Hani koşarak kaçarak gelirdin bazen…
Neden demezdim; öylesine derdin.
Anlat derdim; Susardın.
Susma derdim; ağlardın.
Ağlama derdim. Niye derdin.
Boğuluyorum derdim; Susardın…
Niye sustuğunu bilirdim ağlardım…
çaresizdim.

Kırgınım sana işte…
Neden deme…
Kırılacak kadar olan hiçbir şeyim yokta onun için.
Beyaz sen kadar kimseye yakışmıyor ;
onun için aynalar canımı acıtıyor
gece artık beni saklamıyor ve kızım
Kardelen’im ölüler ülkesinde karlar altında üşüyor onun için.

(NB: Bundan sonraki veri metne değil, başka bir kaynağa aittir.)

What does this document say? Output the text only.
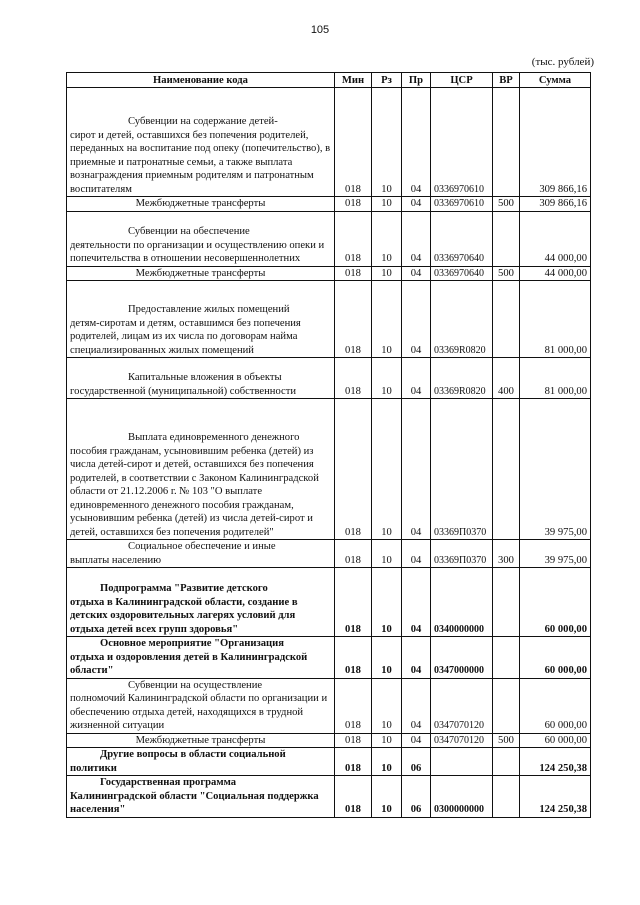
105
(тыс. рублей)
Наименование кода	Мин	Рз	Пр	ЦСР	ВР	Сумма
Субвенции на содержание детей-
сирот и детей, оставшихся без попечения родителей, переданных на воспитание под опеку (попечительство), в приемные и патронатные семьи, а также выплата вознаграждения приемным родителям и патронатным воспитателям	018	10	04	0336970610		309 866,16
Межбюджетные трансферты	018	10	04	0336970610	500	309 866,16
Субвенции на обеспечение
деятельности по организации и осуществлению опеки и попечительства в отношении несовершеннолетних	018	10	04	0336970640		44 000,00
Межбюджетные трансферты	018	10	04	0336970640	500	44 000,00
Предоставление жилых помещений
детям-сиротам и детям, оставшимся без попечения родителей, лицам из их числа по договорам найма специализированных жилых помещений	018	10	04	03369R0820		81 000,00
Капитальные вложения в объекты
государственной (муниципальной) собственности	018	10	04	03369R0820	400	81 000,00
Выплата единовременного денежного
пособия гражданам, усыновившим ребенка (детей) из числа детей-сирот и детей, оставшихся без попечения родителей, в соответствии с Законом Калининградской области от 21.12.2006 г. № 103 "О выплате единовременного денежного пособия гражданам, усыновившим ребенка (детей) из числа детей-сирот и детей, оставшихся без попечения родителей"	018	10	04	03369П0370		39 975,00
Социальное обеспечение и иные
выплаты населению	018	10	04	03369П0370	300	39 975,00
Подпрограмма "Развитие детского
отдыха в Калининградской области, создание в детских оздоровительных лагерях условий для отдыха детей всех групп здоровья"	018	10	04	0340000000		60 000,00
Основное мероприятие "Организация
отдыха и оздоровления детей в Калининградской области"	018	10	04	0347000000		60 000,00
Субвенции на осуществление
полномочий Калининградской области по организации и обеспечению отдыха детей, находящихся в трудной жизненной ситуации	018	10	04	0347070120		60 000,00
Межбюджетные трансферты	018	10	04	0347070120	500	60 000,00
Другие вопросы в области социальной
политики	018	10	06			124 250,38
Государственная программа
Калининградской области "Социальная поддержка населения"	018	10	06	0300000000		124 250,38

Hadi yüzüne o maskeyi tak şimdi.
Çehren değişsin.
Bana yabancı olduğun maskeyi tak.
Adım yine önemsiz bir harf dizilimi olsun.
Hadi tak o maskeyi şimdi.
Gözündeki izlerimi silsin.

Belki de kırgınım sana.

Öyle bir gittin karanlık daha bir kör buralarda.
Faili belli bir intiharsın şimdi.
Avazım çıktığı kadar bağırsam ne değişir.
İç kanamalı susmalar düştü payıma.
Darağacındaki kelimelerim intikam peşinde yüreğimden
ve sen ne de olsa bir şehrin her hangi bir yerinde
kimsenin görmediği kan izleriyle elindeki resmi yırtıp rüzgara bırakan
gözyaşı Kızıldeniz bir yabancısın şimdi…

Şairin dediği gibi : Nerden baksan tutarsızlık nerden baksan ahmakça…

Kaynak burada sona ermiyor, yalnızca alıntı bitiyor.